George Clooney wasn’t the only wealthy dude to get married this weekend. According to the Vows section, a Vanderbilt just tied the knot.

Meghan Marie Knutson, a daughter of Debra L. Knutson and Terry K. Knutson of Burnsville, Minn., was married Saturday to Travis Murray Vanderbilt, a son of Alison Platten Vanderbilt and Alfred G. Vanderbilt III of Norwalk, Conn. Jordan B. Hansen, a friend of the couple and a Universal Life minister, officiated …  The groom is a descendant of Cornelius Vanderbilt.

He seems like a nice guy, too, despite having been raised in Connecticut.
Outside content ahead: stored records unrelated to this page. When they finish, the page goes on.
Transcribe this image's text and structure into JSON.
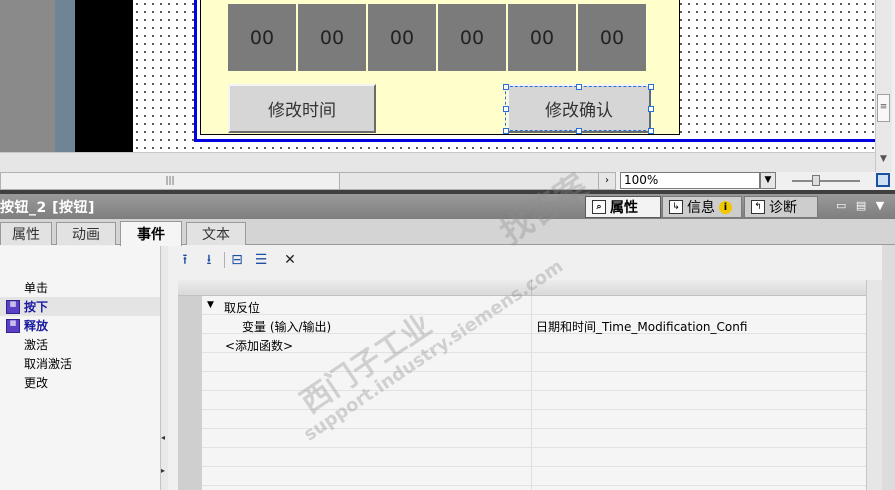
{
  "canvas": {
    "display_cells": [
      "00",
      "00",
      "00",
      "00",
      "00",
      "00"
    ],
    "button_modify_time": "修改时间",
    "button_confirm": "修改确认",
    "zoom_level": "100%"
  },
  "inspector": {
    "title": "按钮_2 [按钮]",
    "tabs": {
      "properties": "属性",
      "info": "信息",
      "diagnostics": "诊断"
    },
    "subtabs": {
      "properties": "属性",
      "animation": "动画",
      "events": "事件",
      "text": "文本"
    }
  },
  "events": {
    "items": [
      {
        "label": "单击",
        "has_icon": false,
        "bold": false
      },
      {
        "label": "按下",
        "has_icon": true,
        "bold": true
      },
      {
        "label": "释放",
        "has_icon": true,
        "bold": true
      },
      {
        "label": "激活",
        "has_icon": false,
        "bold": false
      },
      {
        "label": "取消激活",
        "has_icon": false,
        "bold": false
      },
      {
        "label": "更改",
        "has_icon": false,
        "bold": false
      }
    ]
  },
  "function_list": {
    "function_name": "取反位",
    "param_name": "变量 (输入/输出)",
    "param_value": "日期和时间_Time_Modification_Confi",
    "add_function": "<添加函数>"
  },
  "watermark": {
    "line1": "找答案",
    "line2": "西门子工业",
    "line3": "support.industry.siemens.com"
  },
  "colors": {
    "screen_bg": "#ffffcc",
    "frame_blue": "#0000e0",
    "cell_grey": "#7b7b7b",
    "event_icon": "#5b3fc4"
  }
}
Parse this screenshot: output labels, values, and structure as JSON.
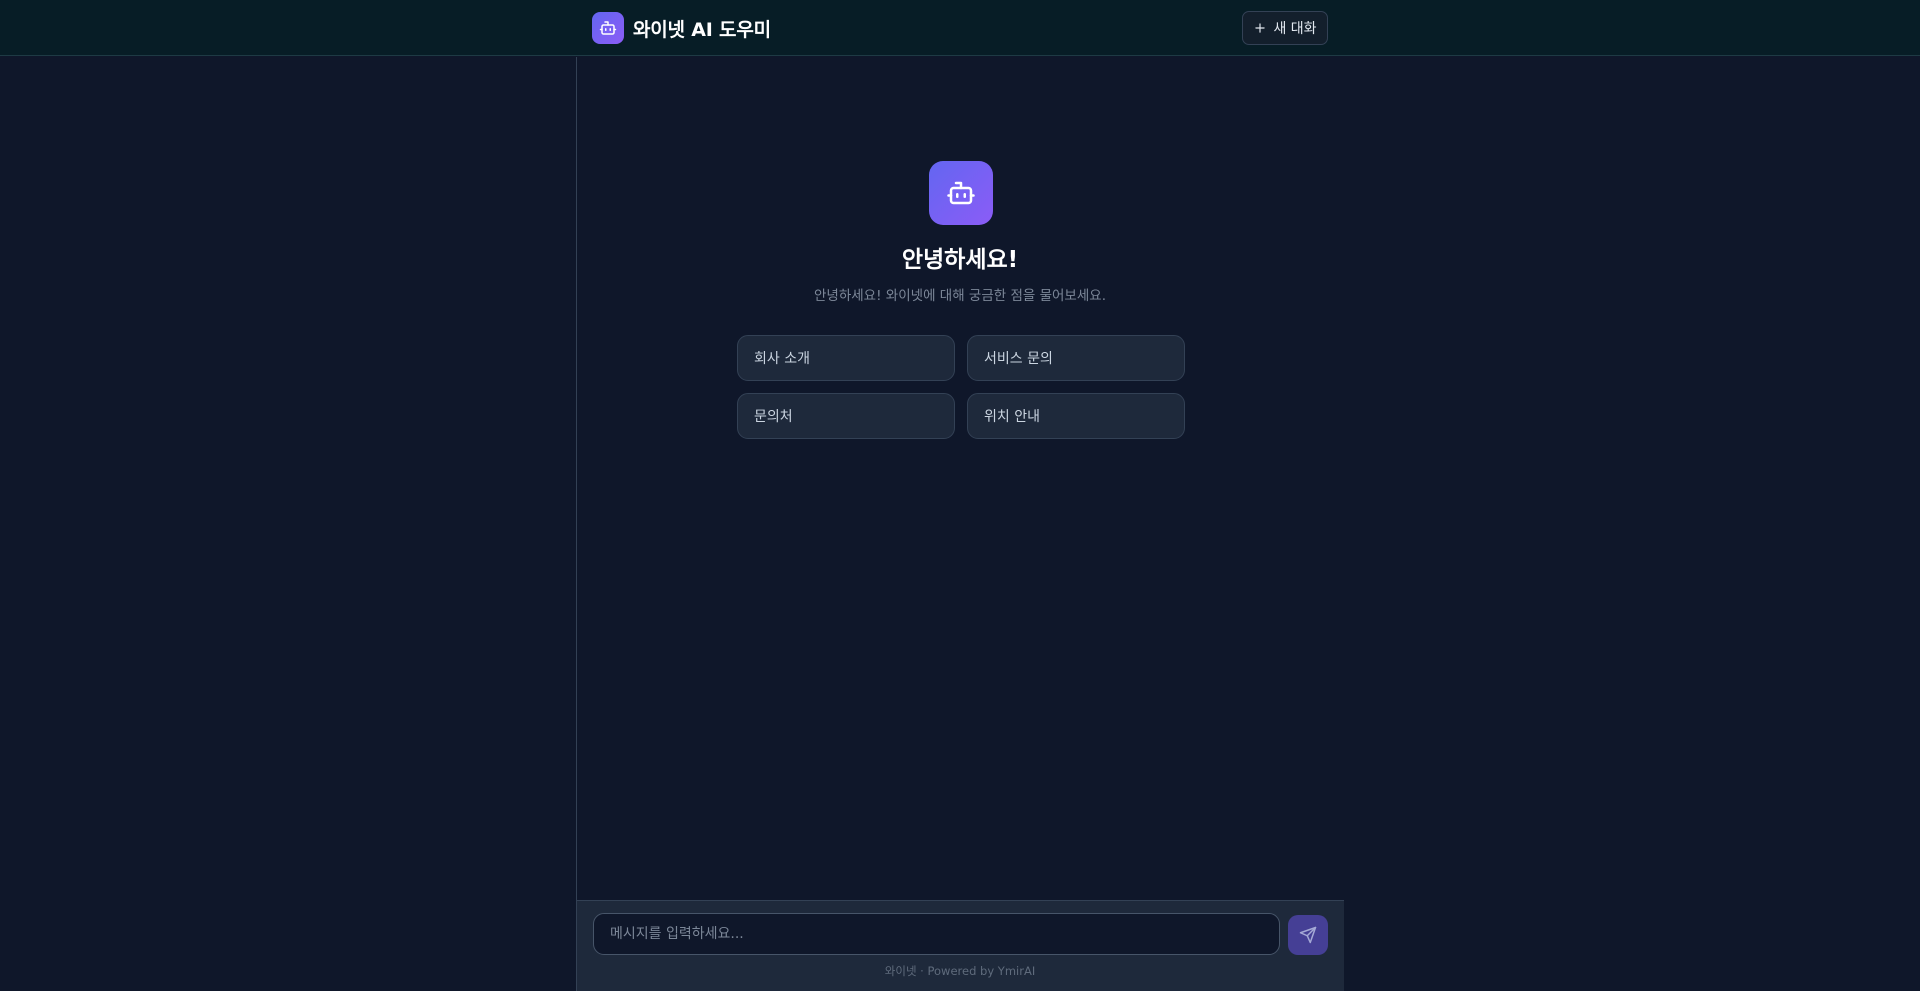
{
  "header": {
    "logo_icon": "robot-icon",
    "title": "와이넷 AI 도우미",
    "new_chat_icon": "plus-icon",
    "new_chat_label": "새 대화"
  },
  "welcome": {
    "icon": "robot-icon",
    "title": "안녕하세요!",
    "subtitle": "안녕하세요! 와이넷에 대해 궁금한 점을 물어보세요."
  },
  "quick_questions": [
    "회사 소개",
    "서비스 문의",
    "문의처",
    "위치 안내"
  ],
  "composer": {
    "placeholder": "메시지를 입력하세요...",
    "value": "",
    "send_icon": "send-icon"
  },
  "footer": {
    "text": "와이넷 · Powered by YmirAI"
  },
  "colors": {
    "accent": "#6366f1",
    "accent_secondary": "#8b5cf6",
    "background": "#0f172a",
    "header_bg": "#071d26",
    "panel_bg": "#1e293b"
  }
}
We all have our favorite rich people: the honorable and now dear departed Mitford sisters, for example (#TeamDecca), or Ebenezer Scrooge, because that’s the best name ever, nobody names ‘em like Dickens. Commodore Cornelius Vanderbilt – Union hero, transportation magnate, and the 2nd or 3rd wealthiest American ever, bless his whiskered heart – is one of mine. His financial backing allowed Victoria Woodhull, first lady of American awesomeness, to set up shop with her sister Tennie on Wall Street. Behind them, on the office wall, they hung one picture of Jesus and another of “Com.”

Victoria may have been sleeping with him. Tennie certainly was. But Com also respected both sisters a great deal. He was a savvy businessman; he didn’t part with money except where he expected to see profit, and indeed the sisters made about $700,000. Not bad for the first American women stockbrokers.